The TV debates between the party leaders, and local hustings, have made it very clear that, in spite of some differences, there is fundamental agreement between all three mainstream parties about the main issue of the general election – the economic and financial crisis.

They are agreed that there is no alternative to devastating cuts in public services and most people’s standards of living.

They might fall out over which area (if any) of government expenditure should be protected from the axe, but nobody will stand up and say that the whole debate is a fraud.

There is no need for any cuts.

Back in the 1950s, the level of public sector debt compared to gross domestic product (national income) was about twice what it is today. Nobody talked about the need for emergency programmes of cuts, wage freezes etc.

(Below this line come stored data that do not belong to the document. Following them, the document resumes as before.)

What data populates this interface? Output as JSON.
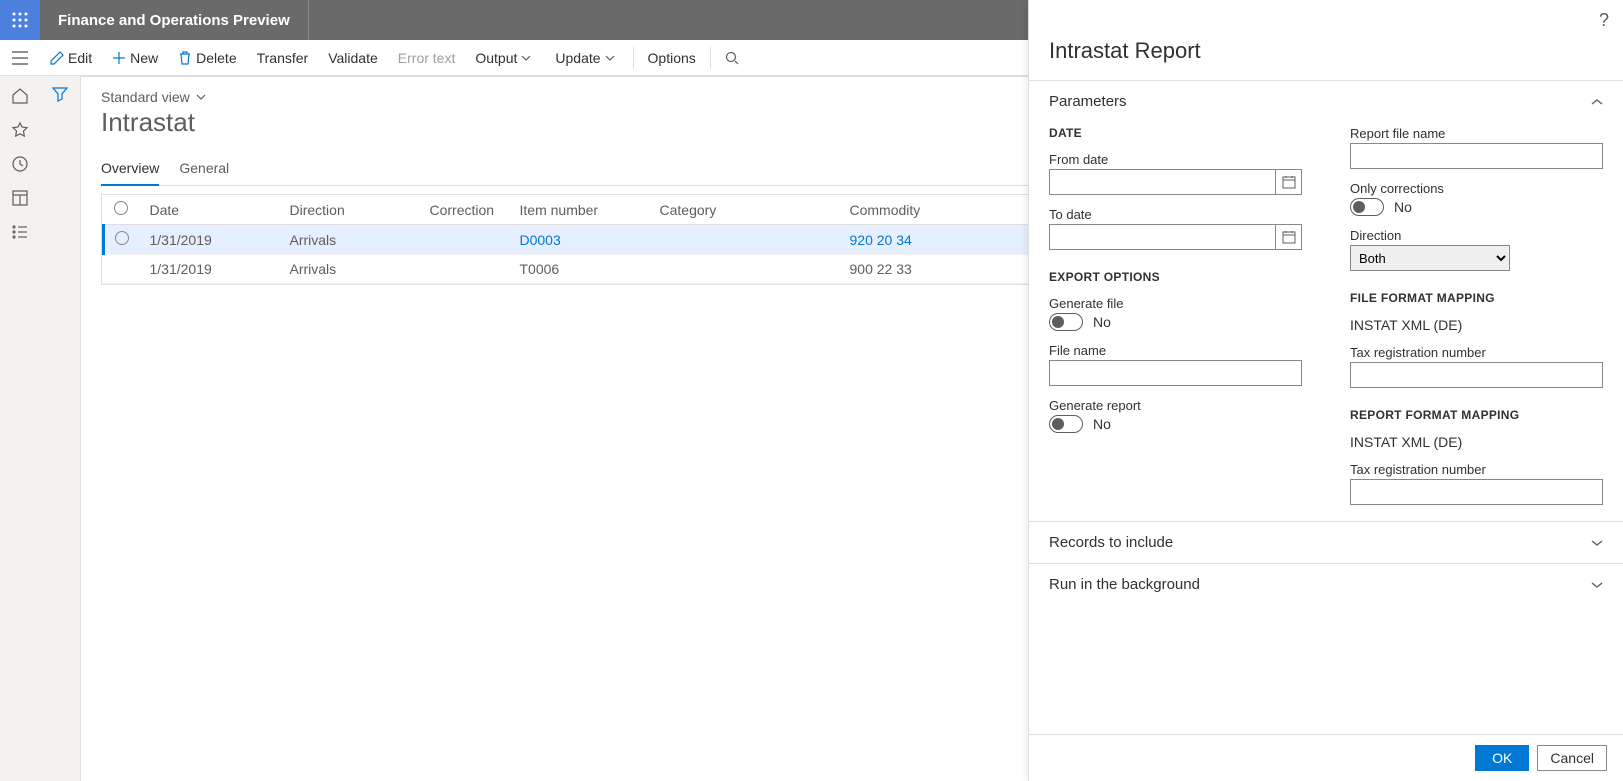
{
  "topbar": {
    "title": "Finance and Operations Preview"
  },
  "toolbar": {
    "edit": "Edit",
    "new": "New",
    "delete": "Delete",
    "transfer": "Transfer",
    "validate": "Validate",
    "error_text": "Error text",
    "output": "Output",
    "update": "Update",
    "options": "Options"
  },
  "page": {
    "view": "Standard view",
    "title": "Intrastat",
    "tabs": {
      "overview": "Overview",
      "general": "General"
    }
  },
  "grid": {
    "headers": {
      "date": "Date",
      "direction": "Direction",
      "correction": "Correction",
      "item_number": "Item number",
      "category": "Category",
      "commodity": "Commodity"
    },
    "rows": [
      {
        "date": "1/31/2019",
        "direction": "Arrivals",
        "correction": "",
        "item_number": "D0003",
        "category": "",
        "commodity": "920 20 34",
        "selected": true
      },
      {
        "date": "1/31/2019",
        "direction": "Arrivals",
        "correction": "",
        "item_number": "T0006",
        "category": "",
        "commodity": "900 22 33",
        "selected": false
      }
    ]
  },
  "panel": {
    "title": "Intrastat Report",
    "sections": {
      "parameters": "Parameters",
      "records": "Records to include",
      "background": "Run in the background"
    },
    "labels": {
      "date_group": "DATE",
      "from_date": "From date",
      "to_date": "To date",
      "export_group": "EXPORT OPTIONS",
      "generate_file": "Generate file",
      "file_name": "File name",
      "generate_report": "Generate report",
      "report_file_name": "Report file name",
      "only_corrections": "Only corrections",
      "direction": "Direction",
      "file_format_mapping": "FILE FORMAT MAPPING",
      "report_format_mapping": "REPORT FORMAT MAPPING",
      "tax_reg": "Tax registration number",
      "no": "No"
    },
    "values": {
      "direction_selected": "Both",
      "file_format_value": "INSTAT XML (DE)",
      "report_format_value": "INSTAT XML (DE)"
    },
    "buttons": {
      "ok": "OK",
      "cancel": "Cancel"
    }
  }
}
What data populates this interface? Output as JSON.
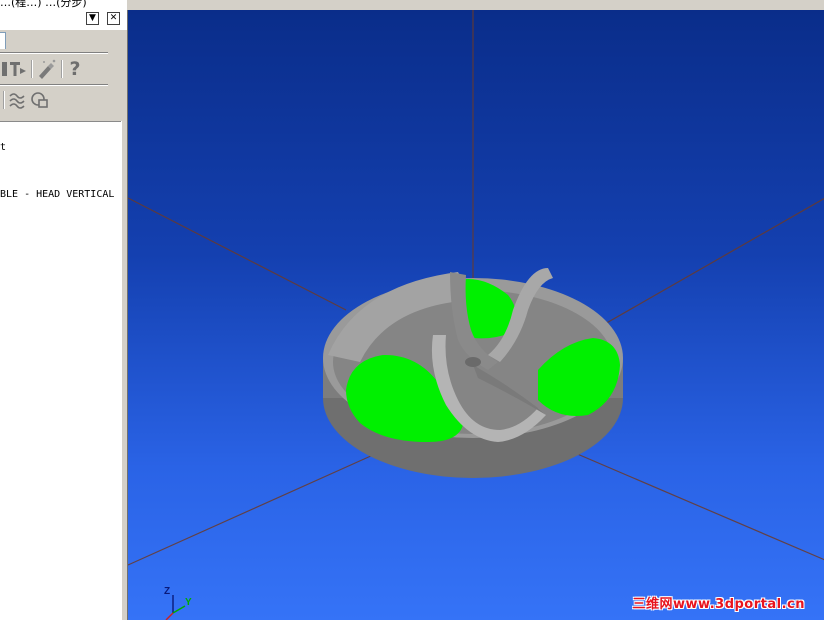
{
  "panel": {
    "title_fragment": "…(程…) …(分步)",
    "dropdown_glyph": "▼",
    "close_glyph": "✕",
    "tree_lines": [
      "t",
      "BLE - HEAD VERTICAL"
    ]
  },
  "toolbar1": {
    "icons": [
      "format-text-icon",
      "wand-icon",
      "help-icon"
    ],
    "help_glyph": "?"
  },
  "toolbar2": {
    "icons": [
      "waves-icon",
      "shapes-icon"
    ]
  },
  "viewport": {
    "background_top": "#0a2d8a",
    "background_bottom": "#3573f7",
    "part_color": "#8c8c8c",
    "highlight_color": "#00f000",
    "axis_triad": {
      "z": "Z",
      "y": "Y"
    },
    "watermark": "三维网www.3dportal.cn"
  }
}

So why is it happening now?

When the economic crisis broke in autumn 2008, the government handed over £1.4 trillion to the banks to maintain profits and rescue the financial system.

We heard a great deal of criticism of “speculators” from politicians of all stripes and talk of a new era of humility and financial sobriety from the so-called masters of the universe in the City, on Wall Street etc.

But the rich are so arrogant that within a year they plunged back into a new era of bonuses and opulence.

The bankers and others who lend money to governments want to see cuts in public services, higher unemployment and lower living standards.

And the three main parties have, as always, accepted the bosses’ insistence that the cost of the crisis must be paid by the mass of working people.